34 años antes, el padre de Vicente, Alfonso Mendizábal Cabral, comenzó a escribir la carta más larga que se conozca, considerando la longitud del espacio temporal y no la del soporte. Tardó algo más de una década. Cada frase se extendía a lo largo de cuatro o cinco meses, tiempo que el árbol requería para crecer y dejar a su alcance otro espacio virgen, al que podía llegar estirando el brazo entre los barrotes de la ventana de su celda (dejar suspendido un sentimiento, dejar suspendidas las palabras, redistribuirlas mientras flotan en el otoño y el invierno, expresarlas en primavera, observarlas cómo suben por el árbol, observarlas cómo se alejan y te dejan).

Alfonso fue encarcelado tras el golpe de estado de Augusto Pinochet. Por azares del destino y previsiones humanas, no terminó enterrado en el estadio. Sus padres nunca tuvieron los medios para brindarle una educación y su lengua había sido cortada. En su documentación constaba como analfabeto. Fue después de cumplir los 20 años cuando Alfonso aprendió a leer —le fascinó— y a escribir, pero eso el verdugo y los militares lo ignoraban. De todas maneras, fue torturado. No obstante, si era incapaz de darles información a ellos, también lo sería con la prensa y demás impertinentes. ¿Soltarlo? Tampoco. Su cuerpo estaba tan amoratado que hablaba por sí solo. Un muerto más o uno menos les era indiferente en la balanza, pero desconozco qué se les pudo cruzar por la cabeza para darse la molestia de destinarlo a una prisión del interior, al sur de Santiago.
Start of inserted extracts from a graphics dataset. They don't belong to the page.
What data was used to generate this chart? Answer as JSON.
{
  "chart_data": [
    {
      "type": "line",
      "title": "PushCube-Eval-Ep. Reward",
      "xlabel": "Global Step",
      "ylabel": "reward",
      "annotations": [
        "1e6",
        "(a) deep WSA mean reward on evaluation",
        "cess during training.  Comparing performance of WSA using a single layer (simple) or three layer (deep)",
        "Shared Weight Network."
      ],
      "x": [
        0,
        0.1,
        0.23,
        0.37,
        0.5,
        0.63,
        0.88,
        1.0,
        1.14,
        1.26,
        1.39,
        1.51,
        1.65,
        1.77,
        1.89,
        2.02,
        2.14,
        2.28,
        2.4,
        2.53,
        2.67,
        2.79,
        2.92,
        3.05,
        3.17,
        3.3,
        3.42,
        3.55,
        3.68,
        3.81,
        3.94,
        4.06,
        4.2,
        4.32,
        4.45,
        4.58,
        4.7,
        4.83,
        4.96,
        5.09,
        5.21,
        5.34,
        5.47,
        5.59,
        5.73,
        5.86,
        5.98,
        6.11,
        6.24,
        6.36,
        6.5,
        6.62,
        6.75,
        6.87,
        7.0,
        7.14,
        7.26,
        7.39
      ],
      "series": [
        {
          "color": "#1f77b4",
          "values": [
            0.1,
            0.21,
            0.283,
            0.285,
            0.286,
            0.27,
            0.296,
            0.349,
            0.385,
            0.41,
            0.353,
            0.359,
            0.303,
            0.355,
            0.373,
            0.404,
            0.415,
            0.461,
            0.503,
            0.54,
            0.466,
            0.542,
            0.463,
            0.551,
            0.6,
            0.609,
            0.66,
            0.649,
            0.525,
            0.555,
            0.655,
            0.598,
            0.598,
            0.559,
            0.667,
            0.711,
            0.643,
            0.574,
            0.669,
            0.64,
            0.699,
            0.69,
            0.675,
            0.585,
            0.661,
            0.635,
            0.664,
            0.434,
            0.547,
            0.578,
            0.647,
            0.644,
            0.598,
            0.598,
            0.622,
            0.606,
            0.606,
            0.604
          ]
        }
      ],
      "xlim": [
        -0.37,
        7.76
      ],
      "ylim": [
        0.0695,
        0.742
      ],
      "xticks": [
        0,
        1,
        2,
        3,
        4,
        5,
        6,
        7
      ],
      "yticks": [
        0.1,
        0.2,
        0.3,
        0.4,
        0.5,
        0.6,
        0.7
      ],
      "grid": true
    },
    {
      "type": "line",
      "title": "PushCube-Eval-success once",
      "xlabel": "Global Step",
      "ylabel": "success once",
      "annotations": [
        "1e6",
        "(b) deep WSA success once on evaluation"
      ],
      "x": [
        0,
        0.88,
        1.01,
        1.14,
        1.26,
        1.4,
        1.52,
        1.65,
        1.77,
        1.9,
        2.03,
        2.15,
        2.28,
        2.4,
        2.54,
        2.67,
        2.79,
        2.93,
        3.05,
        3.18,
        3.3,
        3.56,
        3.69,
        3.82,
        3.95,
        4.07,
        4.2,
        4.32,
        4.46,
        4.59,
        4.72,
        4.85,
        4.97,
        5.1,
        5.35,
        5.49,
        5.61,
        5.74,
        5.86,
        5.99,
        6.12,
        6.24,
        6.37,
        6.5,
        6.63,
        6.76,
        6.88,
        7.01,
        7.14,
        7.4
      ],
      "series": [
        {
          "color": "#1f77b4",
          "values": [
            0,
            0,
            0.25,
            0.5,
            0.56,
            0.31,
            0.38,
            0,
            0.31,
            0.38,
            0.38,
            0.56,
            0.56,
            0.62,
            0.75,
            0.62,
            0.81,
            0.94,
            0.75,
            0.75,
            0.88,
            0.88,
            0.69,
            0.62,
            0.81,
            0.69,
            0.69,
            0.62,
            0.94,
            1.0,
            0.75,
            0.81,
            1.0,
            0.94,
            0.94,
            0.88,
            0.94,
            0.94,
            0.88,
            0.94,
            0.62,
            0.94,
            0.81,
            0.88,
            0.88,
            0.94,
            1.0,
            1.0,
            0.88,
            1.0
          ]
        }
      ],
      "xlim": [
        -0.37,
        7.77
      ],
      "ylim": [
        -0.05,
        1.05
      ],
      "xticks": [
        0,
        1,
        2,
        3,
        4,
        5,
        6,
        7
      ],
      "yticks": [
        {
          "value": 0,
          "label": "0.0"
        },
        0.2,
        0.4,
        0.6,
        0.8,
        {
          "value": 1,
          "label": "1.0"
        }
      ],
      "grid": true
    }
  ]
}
Algunos dicen que el amor te hace soñar despierto. Otros, que te adormece los sentidos. Para Alfonso, en buena hora, fueron las dos cosas. Así soportó las bofetadas, puñetazos, patadas, descargas eléctricas, inmersiones, más patadas y puñetazos, gritos ajenos, ruidos propios, frío, hambre, soledad, silencio. En ese silencio, la carta:

“Cientos de días y sigo despertando en el que me despedí de ti, el mismo día que te conocí, el único en el que acaricié las tonalidades de tus silencios, tu aroma, tu valor y cada latido de felicidad. Un día que al parecer viviré por siempre.